Have you ever wondered where ideas come from? Why am I thinking about her, right now. Why am I in this room and what inspired me to go here? Why did I find myself saying that? These questions prompted me to see all my thoughts as holding value, even if I could not see how. Maybe they were helping me remember something I had long forgotten. Maybe they were nudges from my spirit as to which way to go in life. And maybe they were ideas come forward in order to be healed.
Thoughts, I have found, all hold potential. They can become a better thought. They can lead us on a chain of thoughts to a better place. They can take us on a ride, and deliver us to a new location. That’s how powerful our minds are.
Using your mind, then, is not about thinking it out. It’s about planning it out, and then thinking. Here is the difference. In the first case, you do all the work in your head. In the second case, you get the ideas out of your head, so you can improve them, on purpose.
This is why self reflection is such a useful tool. It allows you to empty yourself, see your thoughts, and then choose new thoughts, one at a time. Then, with these new thoughts, you add them back in to your Practice so that you think them on purpose. If you did this every day for a week, you could clear your biggest blocks. If you made this a habit, you’d change your life. If you did this with an intention to always choose the better thought, you’d heal your old wounds.
This is why self reflection is such a useful tool. It allows you to empty yourself, see your thoughts, and then choose new thoughts, one at a time.
Intentions are something I use to point my life in a certain direction. For instance, today I intend to look great, feel great, and produce great content, even as I plan to go to work, attend meetings, and prepare for the Christmas season. I like to mix up my intentions, with some days having specific intentions (e.g. I want to make progress on a Big Goal), but in general, I like wide, open-ended intentions that help me maximize my chance for success. And improving my thinking provides me the best chance to have a great day.
When you catch yourself ruminating on an idea, which I call a story to remind myself that we all tell stories all the time, I now stop, recenter myself, and then tell a story that makes me feel better. Almost instantly.
Here is how it works. Say I noticed someone littering, an action I do not like. I could for the next few minutes stir in negativity as to why that jerk just littered, or I could benefit myself by telling a story that gives a little grace and assumes he had a good reason to litter. I might even make up a good reason for him. Instantly, I am out of negativity, and moving toward a feeling of neutrality.

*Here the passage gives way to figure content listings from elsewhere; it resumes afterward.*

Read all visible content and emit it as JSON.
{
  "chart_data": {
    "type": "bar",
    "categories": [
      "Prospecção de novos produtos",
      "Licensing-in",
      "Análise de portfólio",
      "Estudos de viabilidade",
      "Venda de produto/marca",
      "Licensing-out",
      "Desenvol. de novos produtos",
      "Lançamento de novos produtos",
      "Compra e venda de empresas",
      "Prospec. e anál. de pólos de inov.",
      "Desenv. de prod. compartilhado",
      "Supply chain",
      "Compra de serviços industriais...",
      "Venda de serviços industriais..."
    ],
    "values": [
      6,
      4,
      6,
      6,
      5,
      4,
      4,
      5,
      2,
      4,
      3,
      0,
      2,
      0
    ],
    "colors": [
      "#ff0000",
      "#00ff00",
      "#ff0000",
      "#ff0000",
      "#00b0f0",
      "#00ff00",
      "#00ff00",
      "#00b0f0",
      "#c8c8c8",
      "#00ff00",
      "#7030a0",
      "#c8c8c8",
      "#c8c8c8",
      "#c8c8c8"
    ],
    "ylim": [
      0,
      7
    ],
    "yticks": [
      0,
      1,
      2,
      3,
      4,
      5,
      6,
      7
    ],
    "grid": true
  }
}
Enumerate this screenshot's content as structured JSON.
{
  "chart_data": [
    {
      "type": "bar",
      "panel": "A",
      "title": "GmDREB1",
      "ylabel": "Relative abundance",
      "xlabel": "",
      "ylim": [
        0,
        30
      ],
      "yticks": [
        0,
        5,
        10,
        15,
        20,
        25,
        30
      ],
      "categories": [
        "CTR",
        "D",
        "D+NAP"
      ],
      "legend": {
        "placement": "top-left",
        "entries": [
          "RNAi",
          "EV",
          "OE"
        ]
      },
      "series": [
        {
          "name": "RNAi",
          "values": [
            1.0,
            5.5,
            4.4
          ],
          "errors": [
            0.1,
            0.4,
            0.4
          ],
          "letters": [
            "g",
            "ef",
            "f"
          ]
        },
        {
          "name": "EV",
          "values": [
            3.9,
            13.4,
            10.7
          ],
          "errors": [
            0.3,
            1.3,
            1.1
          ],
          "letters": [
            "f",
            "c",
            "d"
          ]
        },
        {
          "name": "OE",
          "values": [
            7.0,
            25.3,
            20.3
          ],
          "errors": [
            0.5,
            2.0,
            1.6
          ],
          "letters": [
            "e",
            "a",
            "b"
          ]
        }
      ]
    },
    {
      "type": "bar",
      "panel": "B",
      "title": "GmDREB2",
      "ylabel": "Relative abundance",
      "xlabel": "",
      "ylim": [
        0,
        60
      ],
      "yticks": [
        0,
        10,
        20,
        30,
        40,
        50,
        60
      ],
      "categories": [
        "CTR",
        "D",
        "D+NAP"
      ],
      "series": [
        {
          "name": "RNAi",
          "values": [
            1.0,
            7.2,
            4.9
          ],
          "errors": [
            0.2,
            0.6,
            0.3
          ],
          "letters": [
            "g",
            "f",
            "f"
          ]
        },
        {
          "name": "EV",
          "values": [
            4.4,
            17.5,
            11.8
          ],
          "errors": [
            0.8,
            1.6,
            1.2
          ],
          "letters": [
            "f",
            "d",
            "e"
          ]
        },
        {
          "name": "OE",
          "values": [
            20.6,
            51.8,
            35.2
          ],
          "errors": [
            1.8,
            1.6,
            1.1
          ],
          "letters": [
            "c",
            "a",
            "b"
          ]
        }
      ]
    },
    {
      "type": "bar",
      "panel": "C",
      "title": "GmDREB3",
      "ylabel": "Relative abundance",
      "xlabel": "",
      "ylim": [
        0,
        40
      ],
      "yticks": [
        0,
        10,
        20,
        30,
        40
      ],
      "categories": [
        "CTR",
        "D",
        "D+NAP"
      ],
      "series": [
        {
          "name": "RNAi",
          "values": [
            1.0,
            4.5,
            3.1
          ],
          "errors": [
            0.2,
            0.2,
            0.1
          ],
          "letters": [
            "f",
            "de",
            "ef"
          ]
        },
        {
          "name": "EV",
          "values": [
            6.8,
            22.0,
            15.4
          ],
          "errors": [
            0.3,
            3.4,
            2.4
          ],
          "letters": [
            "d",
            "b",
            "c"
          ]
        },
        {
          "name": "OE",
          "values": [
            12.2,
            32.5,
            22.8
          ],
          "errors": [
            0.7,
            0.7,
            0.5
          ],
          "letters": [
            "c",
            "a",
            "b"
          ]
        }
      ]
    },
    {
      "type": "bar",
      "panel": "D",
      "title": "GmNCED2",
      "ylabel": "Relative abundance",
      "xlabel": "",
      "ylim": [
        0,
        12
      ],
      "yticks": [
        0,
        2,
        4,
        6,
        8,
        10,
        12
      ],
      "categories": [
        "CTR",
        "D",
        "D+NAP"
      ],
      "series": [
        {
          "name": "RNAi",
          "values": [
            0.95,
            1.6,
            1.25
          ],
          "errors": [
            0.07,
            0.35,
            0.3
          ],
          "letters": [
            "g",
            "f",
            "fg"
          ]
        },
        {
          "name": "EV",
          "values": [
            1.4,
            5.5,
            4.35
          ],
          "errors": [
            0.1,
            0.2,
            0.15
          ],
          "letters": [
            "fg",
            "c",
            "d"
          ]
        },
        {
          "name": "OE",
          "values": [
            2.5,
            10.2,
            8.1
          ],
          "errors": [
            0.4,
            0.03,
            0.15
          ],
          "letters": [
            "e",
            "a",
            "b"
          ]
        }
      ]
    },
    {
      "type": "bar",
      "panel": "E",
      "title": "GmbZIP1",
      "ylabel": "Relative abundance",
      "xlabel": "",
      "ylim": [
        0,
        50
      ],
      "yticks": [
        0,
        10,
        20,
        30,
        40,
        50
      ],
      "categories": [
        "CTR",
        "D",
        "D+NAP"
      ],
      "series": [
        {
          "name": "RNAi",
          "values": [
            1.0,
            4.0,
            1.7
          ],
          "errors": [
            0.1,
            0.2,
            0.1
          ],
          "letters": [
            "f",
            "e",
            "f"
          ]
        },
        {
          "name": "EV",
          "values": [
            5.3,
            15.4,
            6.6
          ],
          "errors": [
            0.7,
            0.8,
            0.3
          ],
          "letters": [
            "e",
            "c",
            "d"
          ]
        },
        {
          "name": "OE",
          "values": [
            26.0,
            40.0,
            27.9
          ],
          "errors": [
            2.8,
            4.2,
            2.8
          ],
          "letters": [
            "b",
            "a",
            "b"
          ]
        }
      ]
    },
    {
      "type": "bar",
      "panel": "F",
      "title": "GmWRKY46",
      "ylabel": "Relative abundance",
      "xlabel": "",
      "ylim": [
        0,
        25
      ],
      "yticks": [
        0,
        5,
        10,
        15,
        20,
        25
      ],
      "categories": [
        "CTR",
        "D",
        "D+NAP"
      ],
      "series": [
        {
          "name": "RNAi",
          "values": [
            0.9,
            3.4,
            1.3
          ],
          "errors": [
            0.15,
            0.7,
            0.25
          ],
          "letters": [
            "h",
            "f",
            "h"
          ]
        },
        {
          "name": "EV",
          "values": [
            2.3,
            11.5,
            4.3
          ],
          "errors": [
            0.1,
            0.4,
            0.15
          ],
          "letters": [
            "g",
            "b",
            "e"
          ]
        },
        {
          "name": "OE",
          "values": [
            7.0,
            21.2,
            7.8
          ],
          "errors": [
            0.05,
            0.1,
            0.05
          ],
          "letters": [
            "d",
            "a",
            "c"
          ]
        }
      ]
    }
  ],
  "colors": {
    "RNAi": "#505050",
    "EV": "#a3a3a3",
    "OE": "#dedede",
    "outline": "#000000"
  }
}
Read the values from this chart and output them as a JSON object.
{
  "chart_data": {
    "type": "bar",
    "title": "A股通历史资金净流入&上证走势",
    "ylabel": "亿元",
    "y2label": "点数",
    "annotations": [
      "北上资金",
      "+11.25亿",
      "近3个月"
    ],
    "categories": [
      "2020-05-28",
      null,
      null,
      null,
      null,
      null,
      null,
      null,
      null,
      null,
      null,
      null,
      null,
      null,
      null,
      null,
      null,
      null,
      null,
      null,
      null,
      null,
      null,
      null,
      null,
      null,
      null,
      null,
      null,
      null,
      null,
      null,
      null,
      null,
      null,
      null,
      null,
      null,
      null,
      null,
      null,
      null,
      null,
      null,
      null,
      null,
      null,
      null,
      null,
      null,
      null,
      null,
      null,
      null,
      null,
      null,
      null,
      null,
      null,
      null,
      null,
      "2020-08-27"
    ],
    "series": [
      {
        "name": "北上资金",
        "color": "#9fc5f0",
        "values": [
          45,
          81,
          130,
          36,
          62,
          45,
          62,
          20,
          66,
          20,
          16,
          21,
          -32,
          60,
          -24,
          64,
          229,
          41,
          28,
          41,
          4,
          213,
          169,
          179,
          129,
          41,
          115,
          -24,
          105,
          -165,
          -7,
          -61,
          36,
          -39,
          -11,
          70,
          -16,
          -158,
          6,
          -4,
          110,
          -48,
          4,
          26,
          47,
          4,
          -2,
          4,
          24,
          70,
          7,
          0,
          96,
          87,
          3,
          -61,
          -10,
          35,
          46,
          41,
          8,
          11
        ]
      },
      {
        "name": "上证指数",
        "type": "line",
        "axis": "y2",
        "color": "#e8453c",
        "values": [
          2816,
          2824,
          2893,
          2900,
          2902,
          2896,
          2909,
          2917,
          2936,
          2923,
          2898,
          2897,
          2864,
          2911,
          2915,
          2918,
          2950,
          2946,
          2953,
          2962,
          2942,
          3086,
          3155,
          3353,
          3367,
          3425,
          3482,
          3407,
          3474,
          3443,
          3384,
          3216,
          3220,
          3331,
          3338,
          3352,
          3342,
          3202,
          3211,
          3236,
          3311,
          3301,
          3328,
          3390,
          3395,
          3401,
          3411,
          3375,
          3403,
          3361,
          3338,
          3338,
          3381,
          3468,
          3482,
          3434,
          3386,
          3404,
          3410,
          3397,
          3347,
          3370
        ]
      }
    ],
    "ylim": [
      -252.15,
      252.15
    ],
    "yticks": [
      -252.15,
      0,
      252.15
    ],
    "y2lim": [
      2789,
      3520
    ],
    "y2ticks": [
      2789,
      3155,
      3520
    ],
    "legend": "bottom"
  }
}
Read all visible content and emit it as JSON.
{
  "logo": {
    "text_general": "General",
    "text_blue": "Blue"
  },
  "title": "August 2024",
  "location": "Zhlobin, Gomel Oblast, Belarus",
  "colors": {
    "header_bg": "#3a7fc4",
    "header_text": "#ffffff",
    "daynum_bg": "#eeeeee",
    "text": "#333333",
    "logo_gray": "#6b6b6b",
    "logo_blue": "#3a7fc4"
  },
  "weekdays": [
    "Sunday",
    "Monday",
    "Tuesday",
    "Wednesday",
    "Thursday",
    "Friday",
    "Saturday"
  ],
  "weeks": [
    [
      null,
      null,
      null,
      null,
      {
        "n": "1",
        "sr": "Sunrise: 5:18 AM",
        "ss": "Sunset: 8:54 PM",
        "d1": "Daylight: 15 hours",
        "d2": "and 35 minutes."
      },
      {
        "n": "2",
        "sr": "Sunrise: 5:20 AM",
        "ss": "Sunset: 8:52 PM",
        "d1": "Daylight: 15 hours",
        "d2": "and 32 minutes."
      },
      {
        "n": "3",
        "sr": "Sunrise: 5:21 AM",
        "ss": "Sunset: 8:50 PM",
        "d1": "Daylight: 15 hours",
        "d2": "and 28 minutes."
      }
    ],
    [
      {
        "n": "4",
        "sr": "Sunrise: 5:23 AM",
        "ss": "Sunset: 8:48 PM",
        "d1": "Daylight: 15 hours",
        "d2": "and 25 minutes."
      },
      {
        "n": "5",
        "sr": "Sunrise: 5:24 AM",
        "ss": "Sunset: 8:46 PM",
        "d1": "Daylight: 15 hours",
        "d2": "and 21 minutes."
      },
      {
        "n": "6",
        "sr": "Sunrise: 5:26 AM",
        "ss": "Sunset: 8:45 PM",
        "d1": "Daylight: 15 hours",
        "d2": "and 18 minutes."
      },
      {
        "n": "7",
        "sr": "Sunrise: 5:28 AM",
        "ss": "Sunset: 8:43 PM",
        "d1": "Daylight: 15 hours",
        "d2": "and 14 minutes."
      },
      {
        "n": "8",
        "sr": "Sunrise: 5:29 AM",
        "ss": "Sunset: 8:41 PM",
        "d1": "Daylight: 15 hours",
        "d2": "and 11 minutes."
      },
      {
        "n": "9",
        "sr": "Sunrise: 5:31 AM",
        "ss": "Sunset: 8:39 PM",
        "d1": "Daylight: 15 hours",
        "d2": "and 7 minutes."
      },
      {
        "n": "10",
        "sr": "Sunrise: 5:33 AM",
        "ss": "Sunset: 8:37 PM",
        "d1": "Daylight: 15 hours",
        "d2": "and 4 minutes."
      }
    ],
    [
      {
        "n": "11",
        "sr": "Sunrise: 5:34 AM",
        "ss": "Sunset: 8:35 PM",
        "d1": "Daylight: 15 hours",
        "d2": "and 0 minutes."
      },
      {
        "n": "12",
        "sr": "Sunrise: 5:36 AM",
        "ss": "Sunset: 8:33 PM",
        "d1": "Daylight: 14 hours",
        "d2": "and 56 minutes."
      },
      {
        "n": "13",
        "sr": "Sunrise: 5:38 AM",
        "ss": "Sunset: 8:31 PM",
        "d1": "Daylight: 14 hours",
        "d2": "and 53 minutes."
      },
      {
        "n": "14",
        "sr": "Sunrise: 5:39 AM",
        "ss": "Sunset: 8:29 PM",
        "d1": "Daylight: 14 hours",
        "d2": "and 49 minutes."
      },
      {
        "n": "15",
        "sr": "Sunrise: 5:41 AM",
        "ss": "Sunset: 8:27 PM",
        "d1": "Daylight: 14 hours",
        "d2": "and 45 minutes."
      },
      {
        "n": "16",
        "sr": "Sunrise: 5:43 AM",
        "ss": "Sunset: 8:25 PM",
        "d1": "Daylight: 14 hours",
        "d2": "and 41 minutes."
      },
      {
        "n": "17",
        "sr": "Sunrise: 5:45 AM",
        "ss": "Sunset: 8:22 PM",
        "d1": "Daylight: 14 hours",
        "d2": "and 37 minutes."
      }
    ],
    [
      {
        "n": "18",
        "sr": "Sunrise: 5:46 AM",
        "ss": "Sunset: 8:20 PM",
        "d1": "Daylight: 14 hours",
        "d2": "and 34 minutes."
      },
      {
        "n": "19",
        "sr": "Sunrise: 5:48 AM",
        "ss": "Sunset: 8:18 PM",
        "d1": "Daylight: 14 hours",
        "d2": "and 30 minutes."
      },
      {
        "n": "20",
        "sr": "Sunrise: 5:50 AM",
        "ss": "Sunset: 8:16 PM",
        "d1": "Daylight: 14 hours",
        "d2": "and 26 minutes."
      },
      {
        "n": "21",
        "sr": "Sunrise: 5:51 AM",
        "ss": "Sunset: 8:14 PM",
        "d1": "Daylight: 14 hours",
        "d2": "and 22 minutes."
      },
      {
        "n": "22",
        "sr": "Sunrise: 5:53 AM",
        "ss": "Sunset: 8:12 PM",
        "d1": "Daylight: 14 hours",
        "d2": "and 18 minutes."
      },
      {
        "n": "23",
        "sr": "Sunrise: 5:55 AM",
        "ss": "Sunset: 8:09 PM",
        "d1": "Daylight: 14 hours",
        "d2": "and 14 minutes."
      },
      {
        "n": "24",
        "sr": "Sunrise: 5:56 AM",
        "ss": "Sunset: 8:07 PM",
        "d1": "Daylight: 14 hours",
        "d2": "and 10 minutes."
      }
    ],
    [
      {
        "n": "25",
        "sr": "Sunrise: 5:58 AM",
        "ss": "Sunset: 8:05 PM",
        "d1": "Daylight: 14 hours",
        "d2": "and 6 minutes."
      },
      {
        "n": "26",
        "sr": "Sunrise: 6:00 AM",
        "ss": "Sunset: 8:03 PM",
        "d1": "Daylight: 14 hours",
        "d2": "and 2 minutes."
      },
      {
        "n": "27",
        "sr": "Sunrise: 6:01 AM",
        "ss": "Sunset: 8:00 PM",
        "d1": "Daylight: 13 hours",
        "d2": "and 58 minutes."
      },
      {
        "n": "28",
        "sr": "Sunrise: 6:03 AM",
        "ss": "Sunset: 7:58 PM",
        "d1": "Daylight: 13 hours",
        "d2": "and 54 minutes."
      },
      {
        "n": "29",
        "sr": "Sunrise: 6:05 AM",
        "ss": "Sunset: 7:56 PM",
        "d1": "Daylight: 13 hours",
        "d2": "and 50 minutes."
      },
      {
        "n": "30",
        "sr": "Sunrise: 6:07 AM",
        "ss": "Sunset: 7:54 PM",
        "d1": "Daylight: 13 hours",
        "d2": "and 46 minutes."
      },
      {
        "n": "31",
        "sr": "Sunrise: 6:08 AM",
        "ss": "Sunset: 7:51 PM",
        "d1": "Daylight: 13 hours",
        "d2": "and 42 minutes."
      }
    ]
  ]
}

Once there, in neutral, I can now move in a positive direction and for me, that means I turn my attention to that which I want. Wants = positive. So saying “I want” is always a move to a more positive state of mind.
In this example, after a stop in neutral, I would begin to reflect on how I enjoy clean, uncluttered spaces. How I like a clear landscape to enjoy. How I prefer when trash is put in the trash can. All of these are better ideas than stewing in negativity and judgment. Why are they better? Because they make me feel better.
I will come clean. I don’t do this thought work for others. I do it for me. I do it because I prefer to feel great. I prefer to extend grace. I prefer to focus on my wants. Why? Because I want to be on the positive side of the ledger for most of life.
Negativity is a choice. But it’s so much more than that too. It’s an opportunity to tell a better story and change how you feel. And how you feel changes who you are.
We all know the difference between a person who stews in fear, and one who is moving toward love. We all experience the difference between a negative and positive experience. And we all know that when we feel good, we tend to do more good.
This season, I hope you embrace all your negative thinking and use it to improve how you feel.